Monday, May 04, 2009

Book Report: "Vito Marcantonio: Radical Politician" by Gerald Meyer


Emerson said an institution is the shadow of a single man, a lesson Gerald Meyer learned during research on the history of the American Labor Party (ALP).

In his "Acknowledgements" to the book under consideration here, Meyer confesses, "In the process of accomplishing this formidable task, I fell in love with Vito Marcantonio. The ALP was an important institution, but Marcantonio loomed over it."

"Vito Marcantonio: Radical Politician, 1902-1954"represents the skillful and thorough response to a series of questions posed by Herbert Gutman, the sponsor of Meyer's proposed doctoral dissertation: "Who voted for him? Why did they vote for him? What was East Harlem like? What did people do for a living? Who owned the stores?"

Meyer's work succeeded two earlier efforts, "Vito Marcantonio: Radical in Congress," by Alan Schaffer and "Vito Marcantonio, The People's Politician," by Salvatore John LaGumina.

Schaffer's effort placed Marcantonio in the national firmament of the times, 1902 to 1952, and LaGumina added some anecdotal history and a slightly different angle than that of his predecessor.

But it is Meyer's book that places Marcantonio in the New York of his day and, specifically, the East Harlem neighborhood that produced him.

Here is Marcantonio diving off a truck into the street mob during a speech, arms flailing. There the Congressman confessing unconditional trust in his grandmother who attends rallies with an umbrella under her coat in the event of fisticuffs.

And here is the "retail" congressman delivering coal and Christmas baskets to troubled neighbors, a guy who empties his pockets to the hard luck cases that pock his district.

Meyer's work goes where the other two did not in regards to the Marcantonio Papers archived at the New York Public Library on 42 St. and Fifth Avenue.

In these 85 boxes can be found dusty, flaky records of "Marc's" public life and work, but more importantly, the voices of his constituency, which Meyer has culled for insightful passages from letters both handwritten and typed.

Yes, Meyer meticulously details the complicated nature of New York City's "fusion" politics and the skill with which Marcantonio navigated them to unique projection as a national leader of far left-wing forces.

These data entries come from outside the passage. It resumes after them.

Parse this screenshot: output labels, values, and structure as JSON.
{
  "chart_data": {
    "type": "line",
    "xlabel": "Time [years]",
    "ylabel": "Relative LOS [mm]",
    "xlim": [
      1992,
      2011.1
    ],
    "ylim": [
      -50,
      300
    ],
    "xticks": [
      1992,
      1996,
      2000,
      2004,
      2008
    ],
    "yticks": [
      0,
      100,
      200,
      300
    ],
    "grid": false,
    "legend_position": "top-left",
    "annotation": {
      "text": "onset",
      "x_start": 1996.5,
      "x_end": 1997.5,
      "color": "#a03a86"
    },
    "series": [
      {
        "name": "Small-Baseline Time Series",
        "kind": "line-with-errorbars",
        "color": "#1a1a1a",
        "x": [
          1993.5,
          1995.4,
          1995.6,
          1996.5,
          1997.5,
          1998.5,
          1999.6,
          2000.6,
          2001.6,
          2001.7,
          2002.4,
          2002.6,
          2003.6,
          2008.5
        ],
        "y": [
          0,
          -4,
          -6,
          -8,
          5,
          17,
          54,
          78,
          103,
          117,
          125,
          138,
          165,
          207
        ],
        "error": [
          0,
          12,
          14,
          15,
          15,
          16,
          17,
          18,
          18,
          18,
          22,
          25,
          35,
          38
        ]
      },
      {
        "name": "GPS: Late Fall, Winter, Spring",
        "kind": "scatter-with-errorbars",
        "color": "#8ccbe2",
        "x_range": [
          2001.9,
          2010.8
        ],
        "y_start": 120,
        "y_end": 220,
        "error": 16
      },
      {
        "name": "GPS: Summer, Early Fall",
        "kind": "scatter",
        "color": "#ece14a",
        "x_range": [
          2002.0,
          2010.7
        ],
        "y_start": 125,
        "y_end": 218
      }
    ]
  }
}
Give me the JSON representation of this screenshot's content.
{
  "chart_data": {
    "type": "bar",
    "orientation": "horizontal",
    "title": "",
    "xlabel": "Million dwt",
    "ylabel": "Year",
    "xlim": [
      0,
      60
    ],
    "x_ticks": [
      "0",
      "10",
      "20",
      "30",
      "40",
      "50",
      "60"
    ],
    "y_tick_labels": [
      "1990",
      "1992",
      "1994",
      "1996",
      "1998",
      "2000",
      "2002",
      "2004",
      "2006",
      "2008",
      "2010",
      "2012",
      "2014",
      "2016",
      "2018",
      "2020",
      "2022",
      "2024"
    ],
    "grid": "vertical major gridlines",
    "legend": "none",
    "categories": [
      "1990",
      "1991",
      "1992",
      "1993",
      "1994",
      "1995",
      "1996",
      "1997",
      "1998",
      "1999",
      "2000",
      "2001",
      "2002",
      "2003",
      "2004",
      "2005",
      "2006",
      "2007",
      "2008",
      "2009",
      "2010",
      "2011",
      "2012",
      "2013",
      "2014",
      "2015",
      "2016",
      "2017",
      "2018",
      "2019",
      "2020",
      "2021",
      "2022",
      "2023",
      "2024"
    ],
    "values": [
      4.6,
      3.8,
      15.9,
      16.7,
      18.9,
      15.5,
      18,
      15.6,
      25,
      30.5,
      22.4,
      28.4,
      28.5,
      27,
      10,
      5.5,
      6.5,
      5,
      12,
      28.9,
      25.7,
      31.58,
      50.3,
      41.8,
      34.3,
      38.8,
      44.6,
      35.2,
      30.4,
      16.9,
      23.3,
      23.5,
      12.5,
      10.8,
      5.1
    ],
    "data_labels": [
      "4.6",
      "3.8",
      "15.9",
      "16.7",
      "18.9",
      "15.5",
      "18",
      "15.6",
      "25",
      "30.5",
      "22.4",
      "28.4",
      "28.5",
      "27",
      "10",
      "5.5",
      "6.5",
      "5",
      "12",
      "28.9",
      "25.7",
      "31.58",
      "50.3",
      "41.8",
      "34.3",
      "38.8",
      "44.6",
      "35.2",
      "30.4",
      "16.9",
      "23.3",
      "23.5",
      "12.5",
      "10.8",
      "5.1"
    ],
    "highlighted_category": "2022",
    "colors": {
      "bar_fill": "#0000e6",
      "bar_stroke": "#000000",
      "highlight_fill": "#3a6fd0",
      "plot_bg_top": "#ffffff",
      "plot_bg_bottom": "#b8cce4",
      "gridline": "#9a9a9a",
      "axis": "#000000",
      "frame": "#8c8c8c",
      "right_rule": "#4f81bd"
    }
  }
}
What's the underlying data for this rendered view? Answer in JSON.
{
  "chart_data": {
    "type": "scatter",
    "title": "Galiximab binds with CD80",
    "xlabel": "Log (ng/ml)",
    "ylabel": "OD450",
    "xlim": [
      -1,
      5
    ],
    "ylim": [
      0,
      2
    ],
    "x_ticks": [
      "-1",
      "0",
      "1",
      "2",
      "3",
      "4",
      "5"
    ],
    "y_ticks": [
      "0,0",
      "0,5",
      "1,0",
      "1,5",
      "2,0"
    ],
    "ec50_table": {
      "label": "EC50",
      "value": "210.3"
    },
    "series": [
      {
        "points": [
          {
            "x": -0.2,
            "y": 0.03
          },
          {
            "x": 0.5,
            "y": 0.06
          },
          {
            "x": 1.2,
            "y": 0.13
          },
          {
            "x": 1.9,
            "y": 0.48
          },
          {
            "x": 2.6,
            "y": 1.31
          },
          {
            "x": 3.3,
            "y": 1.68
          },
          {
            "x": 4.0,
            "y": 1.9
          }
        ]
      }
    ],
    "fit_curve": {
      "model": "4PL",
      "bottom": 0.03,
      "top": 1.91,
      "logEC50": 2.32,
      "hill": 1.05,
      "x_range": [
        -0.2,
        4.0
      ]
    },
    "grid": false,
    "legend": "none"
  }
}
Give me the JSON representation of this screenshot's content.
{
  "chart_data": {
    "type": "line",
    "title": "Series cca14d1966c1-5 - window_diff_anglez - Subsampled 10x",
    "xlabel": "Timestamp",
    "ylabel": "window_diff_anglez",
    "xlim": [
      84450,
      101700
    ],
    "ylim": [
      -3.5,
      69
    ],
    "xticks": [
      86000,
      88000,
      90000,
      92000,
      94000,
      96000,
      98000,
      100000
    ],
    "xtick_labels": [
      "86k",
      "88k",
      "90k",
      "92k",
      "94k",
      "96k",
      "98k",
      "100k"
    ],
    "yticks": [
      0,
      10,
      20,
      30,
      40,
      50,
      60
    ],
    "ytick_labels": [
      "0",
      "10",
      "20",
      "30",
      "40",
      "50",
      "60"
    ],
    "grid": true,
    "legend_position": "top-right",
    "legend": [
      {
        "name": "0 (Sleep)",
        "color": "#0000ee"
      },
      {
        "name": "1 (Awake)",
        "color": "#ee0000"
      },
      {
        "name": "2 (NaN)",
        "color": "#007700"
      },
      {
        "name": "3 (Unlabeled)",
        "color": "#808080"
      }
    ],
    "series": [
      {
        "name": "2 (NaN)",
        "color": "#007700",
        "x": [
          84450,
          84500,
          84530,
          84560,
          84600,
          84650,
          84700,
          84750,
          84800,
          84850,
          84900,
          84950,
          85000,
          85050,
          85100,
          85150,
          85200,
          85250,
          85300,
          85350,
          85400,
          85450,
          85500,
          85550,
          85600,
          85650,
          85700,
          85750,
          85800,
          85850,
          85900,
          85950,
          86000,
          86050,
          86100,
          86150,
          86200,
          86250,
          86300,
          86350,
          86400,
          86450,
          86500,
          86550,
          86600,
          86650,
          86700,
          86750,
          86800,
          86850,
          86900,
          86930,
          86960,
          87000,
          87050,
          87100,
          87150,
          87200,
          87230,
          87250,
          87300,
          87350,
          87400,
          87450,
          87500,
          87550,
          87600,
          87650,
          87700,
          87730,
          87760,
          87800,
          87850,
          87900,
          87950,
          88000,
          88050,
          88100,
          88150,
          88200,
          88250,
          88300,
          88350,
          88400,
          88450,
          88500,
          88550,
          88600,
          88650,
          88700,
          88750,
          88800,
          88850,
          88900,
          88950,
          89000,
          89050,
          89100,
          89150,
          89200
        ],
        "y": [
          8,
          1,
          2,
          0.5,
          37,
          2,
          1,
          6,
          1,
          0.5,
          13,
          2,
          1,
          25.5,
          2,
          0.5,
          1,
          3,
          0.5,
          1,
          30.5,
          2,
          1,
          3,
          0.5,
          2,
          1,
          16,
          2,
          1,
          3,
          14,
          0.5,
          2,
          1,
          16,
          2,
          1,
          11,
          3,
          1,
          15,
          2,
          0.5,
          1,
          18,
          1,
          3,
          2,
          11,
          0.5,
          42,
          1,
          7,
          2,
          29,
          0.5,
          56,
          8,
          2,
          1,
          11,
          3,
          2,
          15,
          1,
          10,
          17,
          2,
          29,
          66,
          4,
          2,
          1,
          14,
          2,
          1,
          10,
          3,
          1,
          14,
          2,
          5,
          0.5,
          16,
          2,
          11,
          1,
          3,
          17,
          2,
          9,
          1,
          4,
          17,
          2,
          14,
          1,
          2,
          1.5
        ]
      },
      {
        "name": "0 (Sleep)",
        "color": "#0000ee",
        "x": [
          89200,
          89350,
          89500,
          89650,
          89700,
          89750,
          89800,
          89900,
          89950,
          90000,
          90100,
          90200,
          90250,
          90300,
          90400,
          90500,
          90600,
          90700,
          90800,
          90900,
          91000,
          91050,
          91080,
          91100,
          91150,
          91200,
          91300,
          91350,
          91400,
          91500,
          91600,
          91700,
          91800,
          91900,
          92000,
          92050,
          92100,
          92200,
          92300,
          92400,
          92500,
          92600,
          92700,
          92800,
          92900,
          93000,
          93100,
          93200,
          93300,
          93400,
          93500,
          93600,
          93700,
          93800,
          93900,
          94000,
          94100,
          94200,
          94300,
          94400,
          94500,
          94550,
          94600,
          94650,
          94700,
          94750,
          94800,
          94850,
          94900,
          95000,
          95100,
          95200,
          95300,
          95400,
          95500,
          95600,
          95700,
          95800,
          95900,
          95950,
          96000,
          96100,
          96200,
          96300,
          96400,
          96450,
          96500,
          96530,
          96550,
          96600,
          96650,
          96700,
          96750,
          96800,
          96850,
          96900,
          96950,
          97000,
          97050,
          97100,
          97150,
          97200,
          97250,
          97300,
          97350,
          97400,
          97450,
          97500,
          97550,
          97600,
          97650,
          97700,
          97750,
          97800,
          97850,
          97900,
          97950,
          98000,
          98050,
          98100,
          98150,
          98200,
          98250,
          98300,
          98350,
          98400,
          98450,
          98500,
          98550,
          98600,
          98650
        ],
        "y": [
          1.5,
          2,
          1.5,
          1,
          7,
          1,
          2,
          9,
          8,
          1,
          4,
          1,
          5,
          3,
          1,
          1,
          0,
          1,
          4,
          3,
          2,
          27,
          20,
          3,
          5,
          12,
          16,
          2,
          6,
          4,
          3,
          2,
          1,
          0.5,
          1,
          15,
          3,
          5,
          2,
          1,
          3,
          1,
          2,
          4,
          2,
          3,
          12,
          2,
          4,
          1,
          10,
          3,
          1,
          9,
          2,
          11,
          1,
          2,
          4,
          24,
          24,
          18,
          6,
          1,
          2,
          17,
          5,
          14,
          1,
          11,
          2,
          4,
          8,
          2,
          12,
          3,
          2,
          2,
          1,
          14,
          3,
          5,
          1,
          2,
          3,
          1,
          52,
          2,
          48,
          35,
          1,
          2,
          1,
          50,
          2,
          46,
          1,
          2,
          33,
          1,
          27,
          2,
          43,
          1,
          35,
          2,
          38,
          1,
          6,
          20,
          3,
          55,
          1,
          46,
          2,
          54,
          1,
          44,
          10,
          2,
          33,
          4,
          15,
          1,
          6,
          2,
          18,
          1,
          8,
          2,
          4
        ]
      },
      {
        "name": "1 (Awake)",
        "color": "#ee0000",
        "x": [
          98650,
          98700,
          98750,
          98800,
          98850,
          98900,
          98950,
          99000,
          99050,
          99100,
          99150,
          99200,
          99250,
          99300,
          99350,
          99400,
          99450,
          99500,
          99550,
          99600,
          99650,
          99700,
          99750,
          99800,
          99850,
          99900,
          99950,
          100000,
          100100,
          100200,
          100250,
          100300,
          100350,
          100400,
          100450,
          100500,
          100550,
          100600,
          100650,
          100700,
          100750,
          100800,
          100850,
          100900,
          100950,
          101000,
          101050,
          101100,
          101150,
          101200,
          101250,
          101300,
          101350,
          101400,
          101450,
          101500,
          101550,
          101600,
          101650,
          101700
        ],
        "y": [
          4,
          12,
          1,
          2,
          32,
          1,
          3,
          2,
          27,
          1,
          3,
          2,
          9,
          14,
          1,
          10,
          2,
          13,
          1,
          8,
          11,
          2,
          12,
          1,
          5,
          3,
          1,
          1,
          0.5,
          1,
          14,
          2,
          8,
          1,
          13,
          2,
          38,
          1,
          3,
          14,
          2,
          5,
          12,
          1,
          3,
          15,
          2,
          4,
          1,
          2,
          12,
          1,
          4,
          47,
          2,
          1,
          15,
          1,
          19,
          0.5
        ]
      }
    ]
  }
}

But the author also renders the radical politician's story an organic whole.

Rather than the narrative of some anomalous oddity out of time, we have in this book a man fleshed out and brought to life by the environment that produced him and to which he gave so much form, through his leadership.

In his conclusion, Meyer laments Marcantonio's slow fade into anonymity and argues that, "his story deserves to be known, because it contradicts so many of the platitudes which pass for American history and therefore suggests new ways of thinking about the present."

"Radical Politician" takes the first, bold steps in this effort, loyally transcribing the voices of desperate constituents seeking assistance of every kind and often beyond the natural purview of the congressional representative.

Meyer began his project just in time to provide his work with an important layer of oral history extracted from residents of East Harlem, now mostly departed.

Through these voices we gain the story of progressive and communist movements during the 1920s, '30s, and '40s and begin affixing them to real faces; faces worn with lines wrought by terrible struggles.

And through these same voices, we hear Marcantonio's, because they were one and the same.

Thanks to Meyer's rendering of the fighting congressman and his world, we realize that, beneath the Jazz Age's glamorous narration, people were being crushed by the inequities in American life.

We witness how the annihilation accelerated with the next decade's economic miseries so that these movements appear not so much as insidious viruses inexplicably invading the body politic, rather as natural responses to a clamor for redemption.

And through Marcantonio's story, we can see how the ensuing repression was not the result of some lightning-strike catharsis which brought Americans to their senses, but the product of a brutal rollback to darkness fueled by American capital's resurgence after the healthy profit-making venture that was World War II.

"Radical Politician" renders a multifaceted talent: a lawyer, political street fighter, parliamentarian, neighborhood Don, leftist commissar. A man who had affairs, yet was sainted by those who knew and were affected by his labors, a man who switched tacks to accommodate the shifting sands of mid-century politics, and committed enough mistakes to make him more human and beautiful than so many that populate our historical memory.